Detailed explanations are in the code comments below.

In [None]:
# Creating a new attribute and populating it with the contents of the attribute that we want to transform.
race_num=adult_small.race

# Adding the new attribute to the dataframe
adult_small['race_num'] = race_num

# Checking the contents of the new attribute
adult_small.race_num

In [None]:
# Let's check the shape now. Instead of 12 attributes, we should have 10 rows and 13 columns now because we have built a new race_num attribute
adult_small.shape

In [None]:
# Now that we have the race_num column built, let's check the datatypes of both attributes.
adult_small.dtypes[['race','race_num']]

## **2.2 Transforming the values**
To transform an object value to numeric, we need to get the numbers from somewhere. In our case, we will transform the object to category. That gives us the index numbers for the category. Then we will replace the string values with these index numbers for the category--and voila! we have a numeric transformation.
(If you see any attribute replacement warnings as you run the code below, you can ignore them.)

In [None]:
# Here, we convert the race_num values to categorical (to obtain the index numbers)
adult_small['race_num']= adult_small['race_num'].astype('category')
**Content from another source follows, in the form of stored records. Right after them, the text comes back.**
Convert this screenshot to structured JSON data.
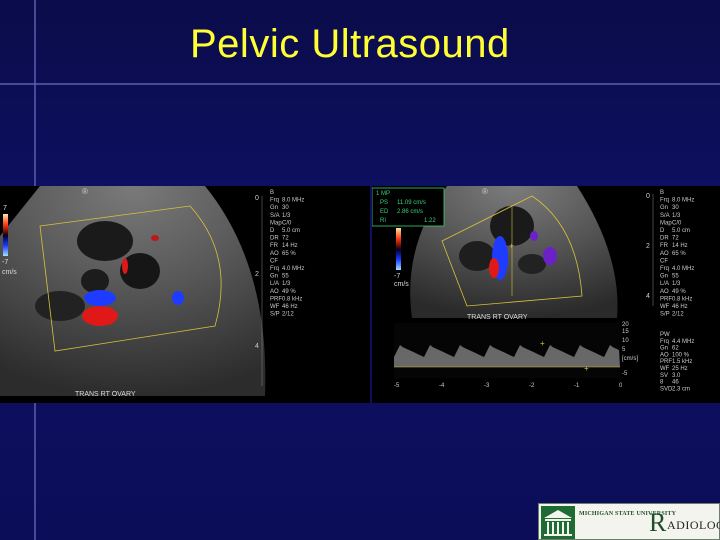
{
  "slide": {
    "title": "Pelvic Ultrasound"
  },
  "left_image": {
    "orientation_marker": "®",
    "caption": "TRANS RT OVARY",
    "scale_top": "7",
    "scale_bottom": "-7",
    "scale_unit": "cm/s",
    "depth_marks": [
      "0",
      "2",
      "4"
    ],
    "param_labels": [
      "B",
      "Frq",
      "Gn",
      "S/A",
      "Map",
      "D",
      "DR",
      "FR",
      "AO",
      "CF",
      "Frq",
      "Gn",
      "L/A",
      "AO",
      "PRF",
      "WF",
      "S/P"
    ],
    "param_values": [
      "",
      "8.0 MHz",
      "30",
      "1/3",
      "C/0",
      "5.0 cm",
      "72",
      "14 Hz",
      "65 %",
      "",
      "4.0 MHz",
      "55",
      "1/3",
      "49 %",
      "0.8 kHz",
      "46 Hz",
      "2/12"
    ]
  },
  "right_image": {
    "orientation_marker": "®",
    "caption": "TRANS RT OVARY",
    "meas_header": "1 MP",
    "measurements": [
      {
        "label": "PS",
        "value": "11.09 cm/s"
      },
      {
        "label": "ED",
        "value": "2.86 cm/s"
      },
      {
        "label": "RI",
        "value": "1.22"
      }
    ],
    "scale_top": "7",
    "scale_bottom": "-7",
    "scale_unit": "cm/s",
    "depth_marks": [
      "0",
      "2",
      "4"
    ],
    "param_labels": [
      "B",
      "Frq",
      "Gn",
      "S/A",
      "Map",
      "D",
      "DR",
      "FR",
      "AO",
      "CF",
      "Frq",
      "Gn",
      "L/A",
      "AO",
      "PRF",
      "WF",
      "S/P"
    ],
    "param_values": [
      "",
      "8.0 MHz",
      "30",
      "1/3",
      "C/0",
      "5.0 cm",
      "72",
      "14 Hz",
      "65 %",
      "",
      "4.0 MHz",
      "55",
      "1/3",
      "49 %",
      "0.8 kHz",
      "46 Hz",
      "2/12"
    ],
    "pw_labels": [
      "PW",
      "Frq",
      "Gn",
      "AO",
      "PRF",
      "WF",
      "SV",
      "8",
      "SVD"
    ],
    "pw_values": [
      "",
      "4.4 MHz",
      "62",
      "100 %",
      "1.5 kHz",
      "25 Hz",
      "3.0",
      "46",
      "2.3 cm"
    ],
    "spectral_scale": [
      "20",
      "15",
      "10",
      "5",
      "[cm/s]",
      "-5"
    ],
    "spectral_time": [
      "-5",
      "-4",
      "-3",
      "-2",
      "-1",
      "0"
    ]
  },
  "logo": {
    "university": "MICHIGAN STATE UNIVERSITY",
    "department_initial": "R",
    "department_rest": "ADIOLOGY"
  },
  "colors": {
    "background": "#0e1066",
    "title": "#ffff33",
    "doppler_red": "#e01818",
    "doppler_blue": "#1e3cff",
    "annotation_yellow": "#d9c23a",
    "measure_green": "#39d17a"
  }
}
# Now we replace the categories with their index numbers, i.e. the category codes
adult_small['race_num']= adult_small['race_num'].cat.codes

# Let's see what the datatypes look like now
adult_small.dtypes[['race','race_num']]

In [None]:
# Now let's display the contents of both attributes to double-check
adult_small[['race','race_num']]

**SUCCESS!** Now that we have worked the code out for our small proof-of-concept dataframe, we can apply it to the entire adult dataframe.

In [None]:
# First, we back the dataframe up.
adult2=adult

# Now we build the column and copy the original values into it
adult2['race_num'] = adult2.race

# Third, we convert race_num into categorical
adult2['race_num']= adult2['race_num'].astype('category')

# Then, we replace the strings with the category indices
adult2['race_num']= adult2['race_num'].cat.codes

# Now, we check the data types
adult2.dtypes[['race','race_num']]

**YAY!** That worked, too. But how did pandas assign the numbers? Let's find out:

In [None]:
# Making a temporary new dataframe because it's so much easier to work with just 2 attributes
race_exploration=adult2[['race','race_num']]
race2=race_exploration.drop_duplicates()
race2.sort_values(by=['race_num'])

##**Your Turn**
Explain in a couple of complete sentences the logic with which pandas has assigned the numbers for the race_num array.

#**3. If you get stuck ...**

In [None]:
# 1.1 Slicing and Subsetting
# Now use the code field below to save the first five columns and the first five rows into their own dataframe like this:#
adult_sonja_short = adult.iloc[0:5,0:5]
adult_sonja_short

In [None]:
# 1.2 Subsetting
# Now use <= 20 to find all the people who are younger than or equal to 20
adult[adult['age'] <= 20]
# How about all the people who are older than 75?
adult[adult['age'] > 70]
# Find all the people in the United-States
adult[adult['nativecountry'] == 'United-States']
# Then, find all the people from Cuba!
adult[adult['nativecountry'] == 'Cuba']

In [None]:
# 1.3 Building your own reduced dataset
adult_small = adult.iloc[69:79,]
adult_small

In [None]:
# 1.4 Column-Based Dimensionality Reduction
#maritalstatus as index
household3 = household.groupby('maritalstatus').apply(lambda x: x['relationship'].unique())
household3

#education as index
degree3 = degree.groupby('education').apply(lambda x: x['educationyears'].unique())
degree3

In [None]:
# 1.4 Row-Based Dimensionality Reduction
# adult5 dataframe that contains only rows of male individuals.
adult6 = adult
adult6 = adult6.set_index('sex')
adult6 = adult6.drop('Female', axis=0) # Delete all rows with label 'Female'
adult6.head()

2. Transforming Data
Index numbers are assigned based on the terms in alphabetical order.